By Rob Shaul
This 3.5 week, 3-day/week Mini-Study compared the effectiveness of two progression methodologies (Density and Grease the Groove) to improve 75-second max rep Hand Release Push Ups and Pull Ups (no time limit).
The results found that the Grease the Groove progression (Group B) out-performed the Density progression (Group A) in both Hand Release Push Up and Pull Up improvement.
Two 3.5-week, 3 or 5 day/week cycles were designed to test the study progressions above, and MTI advertised for Lab Rats via our weekly newsletter, Beta, which has 35,000+ weekly subscribers.
Lab Rat volunteers were randomly assigned into groups: Group A (Density) and Group B (Grease the Groove).
Group A completed MTI’s Density progression for Hand Release Push Ups and Pull Ups, three days/week.
Group B will completed MTI’s take on a “Grease the Groove” progression 5 days/week. “Grease the Groove” is made popular by kettlebell guru Pavel Tsatsouline, and involves completing multiple sets of both Hand Release Push Ups and Pull Ups each day, but far below max effort. More HERE on the general theory.
The Study was completed in March 2020, and the study subjects self-reported their pre and post cycle Max Rep Hand Release Push Up and Pull Up assessment results.
The Mini-Study was designed to complement the athletes’ regular training. We asked participants to avoid other push up and pull up work during the study duration.
RESULTS & DISCUSSION
A total of 26 individuals completed the study.
Twenty-eight Lab Rats in Group A (Density) started, and 18 completed.
Twenty-five Lab Rats in Group B (Grease the Groove) started the study, and 8 completed.
Group A (Density) athletes saw an average 18% increase in their max rep Hand Release Push Up and 20% increase in their max rep Pull Up results over the course of the study.
Group B (Grease the Groove) athletes saw an average 35% increase in their max rep Hand Release Push Up and 49% increase in their max rep Pull Up results over the course of the study.
Study design elements that could have impacted these results could include it’s a relatively short duration (3.5 weeks), and how other training may have impacted performance.

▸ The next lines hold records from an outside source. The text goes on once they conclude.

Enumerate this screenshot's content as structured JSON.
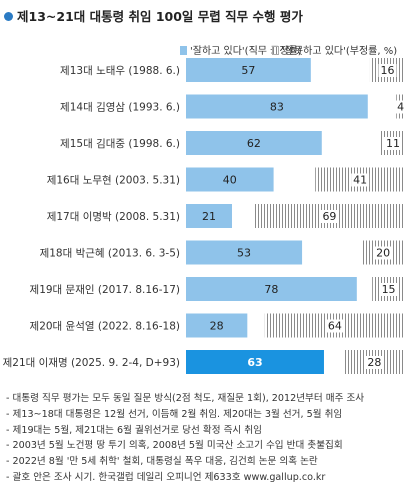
{
  "title": "제13~21대 대통령 취임 100일 무렵 직무 수행 평가",
  "legend": {
    "positive": "'잘하고 있다'(직무 긍정률)",
    "negative": "'잘못하고 있다'(부정률, %)"
  },
  "colors": {
    "positive": "#8fc3ea",
    "highlight": "#1a93e0",
    "negative_stripe": "#8a8a8a",
    "text": "#333333"
  },
  "chart_data": {
    "type": "bar",
    "orientation": "horizontal",
    "stacked": "diverging",
    "title": "제13~21대 대통령 취임 100일 무렵 직무 수행 평가",
    "categories": [
      "제13대 노태우 (1988. 6.)",
      "제14대 김영삼 (1993. 6.)",
      "제15대 김대중 (1998. 6.)",
      "제16대 노무현 (2003. 5.31)",
      "제17대 이명박 (2008. 5.31)",
      "제18대 박근혜 (2013. 6. 3-5)",
      "제19대 문재인 (2017. 8.16-17)",
      "제20대 윤석열 (2022. 8.16-18)",
      "제21대 이재명 (2025. 9. 2-4, D+93)"
    ],
    "series": [
      {
        "name": "'잘하고 있다'(직무 긍정률)",
        "values": [
          57,
          83,
          62,
          40,
          21,
          53,
          78,
          28,
          63
        ]
      },
      {
        "name": "'잘못하고 있다'(부정률, %)",
        "values": [
          16,
          4,
          11,
          41,
          69,
          20,
          15,
          64,
          28
        ]
      }
    ],
    "highlight_index": 8,
    "xlim": [
      0,
      100
    ],
    "legend_position": "top-right",
    "grid": false
  },
  "notes": [
    "- 대통령 직무 평가는 모두 동일 질문 방식(2점 척도, 재질문 1회), 2012년부터 매주 조사",
    "- 제13~18대 대통령은 12월 선거, 이듬해 2월 취임. 제20대는 3월 선거, 5월 취임",
    "- 제19대는 5월, 제21대는 6월 궐위선거로 당선 확정 즉시 취임",
    "- 2003년 5월 노건평 땅 투기 의혹, 2008년 5월 미국산 소고기 수입 반대 촛불집회",
    "- 2022년 8월 '만 5세 취학' 철회, 대통령실 폭우 대응, 김건희 논문 의혹 논란",
    "- 괄호 안은 조사 시기. 한국갤럽 데일리 오피니언 제633호 www.gallup.co.kr"
  ]
}
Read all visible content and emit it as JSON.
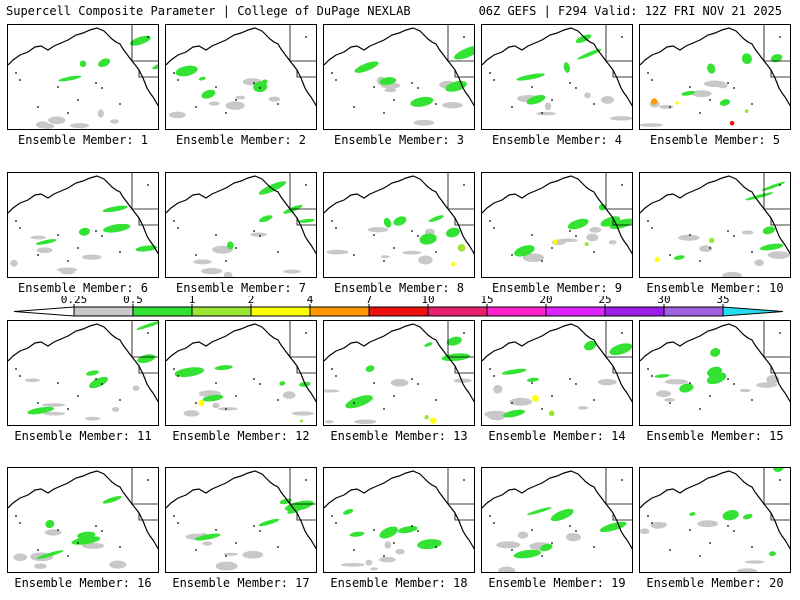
{
  "header": {
    "left": "Supercell Composite Parameter | College of DuPage NEXLAB",
    "right": "06Z GEFS | F294 Valid: 12Z FRI NOV 21 2025"
  },
  "colors": {
    "ticks": [
      "0.25",
      "0.5",
      "1",
      "2",
      "4",
      "7",
      "10",
      "15",
      "20",
      "25",
      "30",
      "35"
    ],
    "swatches": [
      "#c8c8c8",
      "#33e233",
      "#99e633",
      "#ffff00",
      "#ff9900",
      "#ee1111",
      "#e81e6e",
      "#ff22cc",
      "#dd22ff",
      "#9a1ee8",
      "#a060e0"
    ],
    "above": "#22ddee",
    "none": "#ffffff"
  },
  "panels": [
    {
      "label": "Ensemble Member: 1",
      "level": 2
    },
    {
      "label": "Ensemble Member: 2",
      "level": 2
    },
    {
      "label": "Ensemble Member: 3",
      "level": 2
    },
    {
      "label": "Ensemble Member: 4",
      "level": 2
    },
    {
      "label": "Ensemble Member: 5",
      "level": 6
    },
    {
      "label": "Ensemble Member: 6",
      "level": 2
    },
    {
      "label": "Ensemble Member: 7",
      "level": 2
    },
    {
      "label": "Ensemble Member: 8",
      "level": 4
    },
    {
      "label": "Ensemble Member: 9",
      "level": 4
    },
    {
      "label": "Ensemble Member: 10",
      "level": 4
    },
    {
      "label": "Ensemble Member: 11",
      "level": 2
    },
    {
      "label": "Ensemble Member: 12",
      "level": 4
    },
    {
      "label": "Ensemble Member: 13",
      "level": 4
    },
    {
      "label": "Ensemble Member: 14",
      "level": 4
    },
    {
      "label": "Ensemble Member: 15",
      "level": 2
    },
    {
      "label": "Ensemble Member: 16",
      "level": 2
    },
    {
      "label": "Ensemble Member: 17",
      "level": 2
    },
    {
      "label": "Ensemble Member: 18",
      "level": 2
    },
    {
      "label": "Ensemble Member: 19",
      "level": 2
    },
    {
      "label": "Ensemble Member: 20",
      "level": 2
    }
  ]
}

By design, this study didn’t dictate the athlete’s full training regimen during the study period as we wanted to test the ability to study a focused fitness attribute change without dictating complete programming. This was done to encourage lab rat participation and decrease attrition.
One interesting element of this study is the much greater attrition in the Group B (Grease the Groove) lab rats. This programming required a greater time commitment – as the individual athletes had to do 8 sets of Hand Release Push Ups and 8 sets of Pull Ups, 5 days/week.
I wonder if there had been less attrition, if the differences between both groups’ performance would have been narrower. As well, I wonder if the greater time demands affected the Grease the Groove group attrition, and if this should be a consideration for including this progression in program design.
Overall, I was somewhat surprised by these results as I expected there not to be a significant difference in performance between the groups.
The out-performance of the Grease the Groove group was impressive and moving forward, I will formalize this progression and begin adding it as a progression method for bodyweight calisthenic exercise improvement.